It is not an uncommon scenario in which populations shrink, causing church closures and consolidations. What is left is a crumbling structure that no one knows what to do with.
As a lifelong resident of Pittsburgh, I have seen the travesties that have occurred in the name of “progress.” Historic buildings such as St. Nicholas Croatian Church have been lost and others such as the Paramount building were narrowly saved — and this is just downtown. Smaller communities all around the city have also been losing historic buildings which ultimately damages the fabric of the community. The thing that gets me most fired up, however, is the loss of historic churches.
Historic Neighborhood Churches
What happens next is just shameful.
After the Closure
After the closure of these churches, they are often left to deteriorate — sometimes for decades. If the governing bodies (I’m looking at you Catholic Church) were honest with themselves they would admit that these buildings will never again be used as places of worship. At this point, these buildings should be put up for sale so that a buyer can reuse the building.

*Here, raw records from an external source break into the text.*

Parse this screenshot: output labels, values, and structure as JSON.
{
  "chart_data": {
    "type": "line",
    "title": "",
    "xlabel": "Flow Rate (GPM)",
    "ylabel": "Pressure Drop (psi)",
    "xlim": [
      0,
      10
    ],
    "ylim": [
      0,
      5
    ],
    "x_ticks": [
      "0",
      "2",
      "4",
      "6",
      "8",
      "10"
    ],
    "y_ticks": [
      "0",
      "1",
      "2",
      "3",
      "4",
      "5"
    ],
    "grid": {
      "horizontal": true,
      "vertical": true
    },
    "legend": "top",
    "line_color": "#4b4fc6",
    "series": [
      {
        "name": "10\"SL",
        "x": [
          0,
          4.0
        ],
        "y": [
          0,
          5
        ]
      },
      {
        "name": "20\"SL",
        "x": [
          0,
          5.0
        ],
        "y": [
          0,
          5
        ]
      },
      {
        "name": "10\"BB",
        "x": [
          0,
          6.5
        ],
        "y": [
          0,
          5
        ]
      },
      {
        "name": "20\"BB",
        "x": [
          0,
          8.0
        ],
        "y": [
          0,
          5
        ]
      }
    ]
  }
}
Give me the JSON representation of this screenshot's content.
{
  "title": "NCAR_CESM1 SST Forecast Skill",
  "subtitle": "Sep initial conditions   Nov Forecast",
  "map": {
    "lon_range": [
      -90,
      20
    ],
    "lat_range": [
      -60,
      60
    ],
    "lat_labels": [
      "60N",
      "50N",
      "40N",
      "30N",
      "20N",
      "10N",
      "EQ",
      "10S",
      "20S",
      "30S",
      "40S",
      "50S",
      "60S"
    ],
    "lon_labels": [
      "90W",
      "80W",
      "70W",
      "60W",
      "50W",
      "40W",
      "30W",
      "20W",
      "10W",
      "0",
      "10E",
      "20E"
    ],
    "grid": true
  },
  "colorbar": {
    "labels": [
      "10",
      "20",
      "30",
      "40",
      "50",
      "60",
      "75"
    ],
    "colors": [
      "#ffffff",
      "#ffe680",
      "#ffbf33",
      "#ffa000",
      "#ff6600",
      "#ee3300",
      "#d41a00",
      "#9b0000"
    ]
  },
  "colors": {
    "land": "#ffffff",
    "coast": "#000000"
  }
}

Once pipes are broken, copper scrapped, and windows broken it would be be financially difficult for anyone to rehab the property. The churches then claim that they can’t find a buyer and request that the structure be torn down. Then (shockingly) the cleared property is sold for development for much more than the church itself would have sold for.
The Future of Historic Churches
In addition, let’s mention the elephant in the room. Once these churches are gone, that’s it. In a cookie-cutter world, these buildings add character to a community. We will never again see that level of beauty and craftsmanship put into a building. We are not only erasing our history but we are also erasing what makes us unique.
Instead of fighting historic preservation, churches need to embrace it and stop looking for ways to make a dollar. We all can do better.